Arte Povera-kunstenaar Mario Merz vindt zijn nieuwe installatie voor Antwerpen een perfekt gotisch kunstwerk. Een gesprek.
ALS PROMINENT vertegenwoordiger van de Arte Povera, bouwt Mario Merz (70) sinds de jaren zestig een oeuvre uit dat op een stevige, oeroude natuurfilozofische grondslag berust. Net als Luciano Fabro, Jannis Kounellis of Gilberto Zorio herschept hij met zeer diverse materialen een bestaande omgeving (galerie, museum of kunsthal) in een complexe ruimte waarin natuurlijke en kulturele elementen nauw met mekaar verweven zijn.
Louter estetisch bekeken, maakt Merz oogstrelende, vaak flamboyante pikturale landschappen vanuit grondvormen zoals de tafel, de iglo, het linnen doek, takkenbossen, neonlampen en dies meer. Tegelijk zijn het primitieve architekturale konstrukties. Door het kombineren van vormen en materialen ontstaat ruimte voor meerduidige betekenissen en symbolen die een letterlijke interpretatie aanvreten, en uitnodigen tot een diepere beschouwing van de natuur en de wereld. Vooral zijn gevarieerd gebruik van de niet zelden in lichtend neon uitgewerkte numerologische reeks van Fibonacci is daar een eerste prikkel toe.
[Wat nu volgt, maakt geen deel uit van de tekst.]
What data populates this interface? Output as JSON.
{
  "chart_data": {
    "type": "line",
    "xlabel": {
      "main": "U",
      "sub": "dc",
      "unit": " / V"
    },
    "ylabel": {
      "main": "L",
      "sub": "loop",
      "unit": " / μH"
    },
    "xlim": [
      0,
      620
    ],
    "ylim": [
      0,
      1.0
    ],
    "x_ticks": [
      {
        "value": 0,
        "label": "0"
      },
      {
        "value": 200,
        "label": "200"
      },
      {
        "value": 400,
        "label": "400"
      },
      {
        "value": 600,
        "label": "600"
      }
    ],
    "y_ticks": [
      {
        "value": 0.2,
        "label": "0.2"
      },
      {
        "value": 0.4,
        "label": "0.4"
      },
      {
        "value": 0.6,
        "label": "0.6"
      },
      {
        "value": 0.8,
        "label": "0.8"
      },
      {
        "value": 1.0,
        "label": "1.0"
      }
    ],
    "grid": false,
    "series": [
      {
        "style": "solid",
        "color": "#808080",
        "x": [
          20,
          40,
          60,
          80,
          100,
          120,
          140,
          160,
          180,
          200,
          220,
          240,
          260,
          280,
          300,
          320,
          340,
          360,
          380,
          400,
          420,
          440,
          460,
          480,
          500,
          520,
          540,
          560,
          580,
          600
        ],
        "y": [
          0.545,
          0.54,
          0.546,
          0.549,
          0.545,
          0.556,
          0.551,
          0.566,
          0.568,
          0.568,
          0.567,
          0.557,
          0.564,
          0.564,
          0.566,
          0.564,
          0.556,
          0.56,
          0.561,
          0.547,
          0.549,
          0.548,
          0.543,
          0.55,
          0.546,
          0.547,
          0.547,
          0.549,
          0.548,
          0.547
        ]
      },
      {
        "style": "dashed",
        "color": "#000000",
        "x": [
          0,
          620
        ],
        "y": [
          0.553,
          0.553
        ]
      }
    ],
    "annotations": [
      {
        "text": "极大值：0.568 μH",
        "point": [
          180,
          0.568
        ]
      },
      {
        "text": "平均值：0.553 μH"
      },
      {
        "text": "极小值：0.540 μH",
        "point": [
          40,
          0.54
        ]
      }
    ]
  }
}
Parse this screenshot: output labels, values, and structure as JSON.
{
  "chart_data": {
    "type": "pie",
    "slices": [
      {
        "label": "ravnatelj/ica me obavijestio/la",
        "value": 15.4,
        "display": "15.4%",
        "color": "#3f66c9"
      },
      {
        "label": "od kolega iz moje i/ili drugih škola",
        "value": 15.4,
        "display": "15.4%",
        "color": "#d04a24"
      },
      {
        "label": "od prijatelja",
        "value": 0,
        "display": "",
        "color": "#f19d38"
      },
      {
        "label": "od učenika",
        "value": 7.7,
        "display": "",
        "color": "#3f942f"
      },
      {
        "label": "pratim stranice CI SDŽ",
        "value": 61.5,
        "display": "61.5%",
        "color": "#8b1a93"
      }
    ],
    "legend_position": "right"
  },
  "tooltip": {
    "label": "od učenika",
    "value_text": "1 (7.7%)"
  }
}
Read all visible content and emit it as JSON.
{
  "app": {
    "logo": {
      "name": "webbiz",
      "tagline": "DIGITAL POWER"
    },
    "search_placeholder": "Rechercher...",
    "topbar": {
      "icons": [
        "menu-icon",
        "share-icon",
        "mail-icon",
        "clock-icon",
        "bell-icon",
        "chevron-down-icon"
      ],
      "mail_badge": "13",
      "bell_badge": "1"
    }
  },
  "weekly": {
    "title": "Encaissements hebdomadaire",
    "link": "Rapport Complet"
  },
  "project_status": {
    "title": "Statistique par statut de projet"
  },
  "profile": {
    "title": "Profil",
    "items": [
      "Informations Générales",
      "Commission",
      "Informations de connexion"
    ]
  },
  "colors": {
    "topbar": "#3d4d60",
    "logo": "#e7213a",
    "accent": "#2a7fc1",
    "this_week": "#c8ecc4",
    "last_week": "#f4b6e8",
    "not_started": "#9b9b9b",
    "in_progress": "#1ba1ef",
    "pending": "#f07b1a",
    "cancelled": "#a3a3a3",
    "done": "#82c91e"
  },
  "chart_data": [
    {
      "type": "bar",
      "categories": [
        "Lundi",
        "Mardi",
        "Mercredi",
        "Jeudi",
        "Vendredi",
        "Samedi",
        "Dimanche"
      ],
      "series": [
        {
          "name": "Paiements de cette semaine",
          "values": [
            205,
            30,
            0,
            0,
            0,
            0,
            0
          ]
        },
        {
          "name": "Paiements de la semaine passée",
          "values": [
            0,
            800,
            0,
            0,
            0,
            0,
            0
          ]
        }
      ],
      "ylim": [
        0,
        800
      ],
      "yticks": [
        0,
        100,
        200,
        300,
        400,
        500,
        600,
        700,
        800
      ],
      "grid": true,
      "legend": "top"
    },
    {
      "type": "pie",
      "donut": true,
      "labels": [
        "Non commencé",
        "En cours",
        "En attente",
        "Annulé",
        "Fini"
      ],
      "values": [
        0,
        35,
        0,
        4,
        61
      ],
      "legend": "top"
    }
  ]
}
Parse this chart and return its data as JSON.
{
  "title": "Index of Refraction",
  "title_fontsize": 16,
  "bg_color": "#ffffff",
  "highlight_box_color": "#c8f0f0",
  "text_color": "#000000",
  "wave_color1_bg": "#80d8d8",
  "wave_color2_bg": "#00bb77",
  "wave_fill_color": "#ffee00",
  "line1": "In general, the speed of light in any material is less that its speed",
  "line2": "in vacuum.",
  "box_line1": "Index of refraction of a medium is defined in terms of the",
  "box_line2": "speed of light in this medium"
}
Dat was een twaalfde-eeuwse wiskundige, ook bekend als Leonardo da Pisa, die ontdekte dat het kweekritme van konijnen in een gesloten ruimte op een jaar tijd, overeenkwam met een specifieke numerologische reeks. Hierin is elk getal, na het tweede, de som van de twee voorgaande : 1, 1, 2, 3, 5, 8, 13, 21… Pas in de achttiende eeuw vond Robert Simson dat, naarmate de Fibonacci-getallen in grootte toenemen, de verhouding tussen de opeenvolgende getallen die van de klassieke gulden snede benadert. Via de projektie op de gulden vierhoek en aanvullende bewerkingen, ontstaat een curve die de logaritmische spiraal vormt.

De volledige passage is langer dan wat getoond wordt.